Ela decidiu seguir uma carreira acadêmica e foi atraída para o MIT pela natureza colaborativa do departamento do EECS e pela forma como seus possíveis colegas eram apaixonados e amigáveis.

Suas primeiras impressões deram certo, e Broderick diz que encontrou uma comunidade no MIT que a ajuda a ser criativa e a explorar problemas difíceis e impactantes com aplicações abrangentes.

“Tive a sorte de trabalhar com um conjunto realmente incrível de estudantes e pós-doutorandos em meu laboratório – pessoas brilhantes e trabalhadoras cujos corações estão no lugar certo”, diz ela.

Um dos projetos recentes da sua equipa envolve a colaboração com um economista que estuda a utilização do microcrédito, ou o empréstimo de pequenas quantias de dinheiro a taxas de juro muito baixas, em áreas empobrecidas.

O objetivo dos programas de microcrédito é tirar as pessoas da pobreza. Os economistas realizam ensaios de controlo aleatório em aldeias de uma região que recebem ou não microcrédito. Eles querem generalizar os resultados do estudo, prevendo o resultado esperado se alguém aplicar microcrédito a outras aldeias fora do seu estudo.

Mas Broderick e os seus colaboradores descobriram que os resultados de alguns estudos de microcrédito podem ser muito frágeis. A remoção de um ou alguns pontos de dados do conjunto de dados pode alterar completamente os resultados. Um problema é que os investigadores utilizam frequentemente médias empíricas, onde alguns pontos de dados muito altos ou baixos podem distorcer os resultados.

Usando aprendizado de máquina, ela e seus colaboradores desenvolveram um método que pode determinar quantos pontos de dados devem ser eliminados para alterar a conclusão substantiva do estudo. Com sua ferramenta, um cientista pode ver quão frágeis são os resultados.

“Às vezes, a eliminação de uma fração muito pequena de dados pode alterar os principais resultados de uma análise de dados, e então podemos nos preocupar até que ponto essas conclusões podem ser generalizadas para novos cenários. Existem maneiras de sinalizar isso para as pessoas? É isso que estamos chegando com esse trabalho”, explica.

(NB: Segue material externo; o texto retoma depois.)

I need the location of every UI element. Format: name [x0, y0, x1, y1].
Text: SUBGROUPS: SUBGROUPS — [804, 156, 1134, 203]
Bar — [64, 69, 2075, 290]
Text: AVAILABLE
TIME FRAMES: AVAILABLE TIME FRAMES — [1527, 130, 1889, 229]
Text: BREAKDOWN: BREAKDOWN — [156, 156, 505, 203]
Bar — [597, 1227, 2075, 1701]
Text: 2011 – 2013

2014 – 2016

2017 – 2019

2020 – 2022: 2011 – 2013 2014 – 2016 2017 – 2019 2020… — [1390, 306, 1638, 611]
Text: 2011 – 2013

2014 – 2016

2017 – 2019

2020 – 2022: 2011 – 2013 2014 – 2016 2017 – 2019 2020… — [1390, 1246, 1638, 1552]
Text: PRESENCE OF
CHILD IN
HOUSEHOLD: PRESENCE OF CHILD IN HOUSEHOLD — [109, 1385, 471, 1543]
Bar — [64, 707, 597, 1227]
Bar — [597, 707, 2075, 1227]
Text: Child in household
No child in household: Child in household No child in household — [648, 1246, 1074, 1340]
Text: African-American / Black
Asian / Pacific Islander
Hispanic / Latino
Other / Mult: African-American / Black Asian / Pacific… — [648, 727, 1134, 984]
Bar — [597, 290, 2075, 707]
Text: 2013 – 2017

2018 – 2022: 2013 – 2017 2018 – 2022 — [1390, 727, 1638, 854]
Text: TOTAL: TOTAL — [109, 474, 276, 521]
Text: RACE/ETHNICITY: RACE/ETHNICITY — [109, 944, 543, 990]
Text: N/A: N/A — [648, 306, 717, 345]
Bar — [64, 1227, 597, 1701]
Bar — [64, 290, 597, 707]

Ao mesmo tempo, ela continua a colaborar com pesquisadores em diversas áreas, como a genética, para compreender os prós e os contras de diferentes técnicas de aprendizado de máquina e outras ferramentas de análise de dados.

Trilhas felizes

A exploração é o que move Broderick como pesquisadora e também alimenta uma de suas paixões fora do laboratório. Ela e o marido gostam de coletar manchas que ganham ao percorrer todas as trilhas de um parque ou sistema de trilhas.

“Acho que meu hobby realmente combina meus interesses de atividades ao ar livre e planilhas”, diz ela. “Com esses trechos de caminhada, você tem que explorar tudo e então ver áreas que normalmente não veria. É aventureiro, nesse sentido.

Eles descobriram algumas caminhadas incríveis que nunca teriam conhecido, mas também embarcaram em mais do que algumas “caminhadas de desastre total”, diz ela. Mas cada caminhada, seja uma joia escondida ou uma bagunça enorme, oferece suas próprias recompensas.

E, assim como em sua pesquisa, a curiosidade, a mente aberta e a paixão pela resolução de problemas nunca a desviaram do caminho.